Clusters created with | Web browser | Command line | REST API | SDK |
---|---|---|---|---|
Azure portal | ✔ | |||
Azure Data Factory | ✔ | ✔ | ✔ | ✔ |
Azure CLI | ✔ | |||
Azure PowerShell | ✔ | |||
cURL | ✔ | ✔ | ||
.NET SDK | ✔ | |||
Azure Resource Manager template | ✔ |
All HDInsight setups require the following basic information, including:
Basics tab
Project Details
Subscription
Defines the Azure subscription under which the HDInsight will be billed and managed.
Resource group name
A resource group is a logical grouping of Azure technologies and services that typically relate to the same application, or application life cycle. Grouping services in the same resource group eases administrative maintenance.
Cluster Details
Cluster name
HDInsight cluster names have the following restrictions:
- Allowed characters: a-z, 0-9, A-Z
- Max length: 59
- Reserved names: apps
- The cluster naming scope is for all Azure, across all subscriptions. So, the cluster name must be unique worldwide.
- The first six characters must be unique within a VNET
Location
Specifies the location for where the cluster type is stored. If no location is defined, then the cluster is collocated in the same location as the default storage. The location should be as close to your users as possible to reduce latency.
Cluster types
Defines the technology stack provisioned on your cluster of resources. Select a cluster type based on the type of data you have and the kind processing your scenario requires. Available cluster types shown in the following table.
Cluster Type | Description |
---|---|
Apache Hadoop | A framework that uses HDFS, and a simple MapReduce programming model to process and analyze batch data. |
Apache Spark | An open-source, parallel-processing framework that supports in-memory processing to boost the performance of big-data analysis applications. |
HBase | A NoSQL database built on Hadoop that provides random access and strong consistency for large amounts of unstructured and semi-structured data--potentially billions of rows times millions of columns. |
Apache Interactive Query | In-memory caching for interactive and faster Hive queries. |
Apache Kafka | An open-source platform that's used for building streaming data pipelines and applications. Kafka also provides message-queue functionality that allows you to publish and subscribe to data streams. |
Version
Defines the version of HDInsight for this cluster. HDInsight 4.0 is the latest version and has the most recent frameworks provisioned to clusters.
Cluster credentials
With HDInsight clusters, you can configure two user accounts during cluster creation.
Cluster login and password
The default username is admin. It uses the basic configuration on the Azure portal. Sometimes it is called "Cluster user."
SSH username and password
Used to connect to the cluster through SSH.
Note
The Enterprise security package allows you to integrate HDInsight with Active Directory and Apache Ranger. Multiple users can be created using the Enterprise security package.
Storage tab
HDInsight clusters can use the following storage options as shown in the storage screen:
- Azure Data Lake Storage Gen2
- Azure Data Lake Storage Gen1
- Azure storage General Purpose v2
- Azure storage General Purpose v1
- Azure storage Block blob (only supported as secondary storage)
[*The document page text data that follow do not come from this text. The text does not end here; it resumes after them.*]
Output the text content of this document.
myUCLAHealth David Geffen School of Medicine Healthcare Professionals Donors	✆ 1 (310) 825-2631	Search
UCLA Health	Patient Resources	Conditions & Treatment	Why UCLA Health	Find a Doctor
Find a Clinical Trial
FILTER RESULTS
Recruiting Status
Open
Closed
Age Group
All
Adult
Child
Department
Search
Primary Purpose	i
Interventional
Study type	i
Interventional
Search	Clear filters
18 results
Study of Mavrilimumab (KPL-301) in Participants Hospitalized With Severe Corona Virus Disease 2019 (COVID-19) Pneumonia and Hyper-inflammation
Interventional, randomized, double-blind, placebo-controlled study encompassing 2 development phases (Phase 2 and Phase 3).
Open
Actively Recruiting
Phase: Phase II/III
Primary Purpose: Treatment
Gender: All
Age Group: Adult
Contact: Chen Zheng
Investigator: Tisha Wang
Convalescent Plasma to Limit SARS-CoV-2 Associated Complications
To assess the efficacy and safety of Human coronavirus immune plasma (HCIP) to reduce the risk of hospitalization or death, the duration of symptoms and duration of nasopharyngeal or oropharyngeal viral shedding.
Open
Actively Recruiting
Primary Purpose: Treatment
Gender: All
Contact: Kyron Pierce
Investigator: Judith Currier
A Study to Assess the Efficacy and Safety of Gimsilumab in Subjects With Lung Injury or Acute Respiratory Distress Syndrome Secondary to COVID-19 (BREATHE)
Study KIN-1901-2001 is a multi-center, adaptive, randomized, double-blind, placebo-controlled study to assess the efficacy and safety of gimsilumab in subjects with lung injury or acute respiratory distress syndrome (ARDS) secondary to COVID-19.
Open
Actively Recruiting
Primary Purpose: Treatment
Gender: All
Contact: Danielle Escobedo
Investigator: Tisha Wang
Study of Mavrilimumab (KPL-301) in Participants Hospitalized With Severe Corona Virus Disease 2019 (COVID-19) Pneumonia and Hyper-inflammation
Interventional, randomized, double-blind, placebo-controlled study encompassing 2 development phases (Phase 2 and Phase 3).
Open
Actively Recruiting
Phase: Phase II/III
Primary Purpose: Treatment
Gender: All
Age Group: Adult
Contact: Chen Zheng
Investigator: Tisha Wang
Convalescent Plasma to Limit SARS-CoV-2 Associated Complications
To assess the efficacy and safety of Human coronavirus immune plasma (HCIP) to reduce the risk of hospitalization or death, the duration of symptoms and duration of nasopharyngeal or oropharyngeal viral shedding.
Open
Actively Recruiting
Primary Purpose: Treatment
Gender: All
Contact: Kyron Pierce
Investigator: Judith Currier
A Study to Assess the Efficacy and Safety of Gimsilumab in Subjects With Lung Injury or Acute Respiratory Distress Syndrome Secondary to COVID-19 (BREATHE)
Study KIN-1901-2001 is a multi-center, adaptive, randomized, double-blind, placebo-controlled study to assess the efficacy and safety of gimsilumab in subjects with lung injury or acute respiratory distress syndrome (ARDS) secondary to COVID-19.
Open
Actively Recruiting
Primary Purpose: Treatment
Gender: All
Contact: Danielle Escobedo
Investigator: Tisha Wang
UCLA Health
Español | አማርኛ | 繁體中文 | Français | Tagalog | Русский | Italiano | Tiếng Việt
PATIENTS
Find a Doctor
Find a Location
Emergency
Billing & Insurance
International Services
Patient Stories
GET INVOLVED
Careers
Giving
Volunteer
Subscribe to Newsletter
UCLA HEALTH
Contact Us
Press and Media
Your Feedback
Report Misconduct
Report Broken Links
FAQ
The storage screen allows you to define the Primary storage account and default container. You can also link additional Azure Storage to the cluster. The Metastore settings enable you to define an external SQL database to store Hive tables after a cluster is deleted, and to improve the performance of Oozie by storing the metadata in an external store.
Security and Networking
For Hadoop, Spark, HBase, Kafka, and Interactive Query cluster types, you can choose to enable the Enterprise Security Package. This package provides option to have a more secure cluster setup by using Apache Ranger and integrating with Microsoft Entra ID.
In addition, It is always recommended to deploy HDInsight clusters within a VNet and you can define and set the virtual networking in this screen. If your solution requires technologies that are spread across multiple HDInsight cluster types, an Azure virtual network can connect the required cluster types. This configuration allows the clusters, and any code you deploy to them, to directly communicate with each other.
Configuration and Pricing
This page enables you to configure your cluster's size and performance and view estimated cost information. In this screen, you can define the virtual machines that will be used for the Head (Master) nodes and for the Workers Nodes too.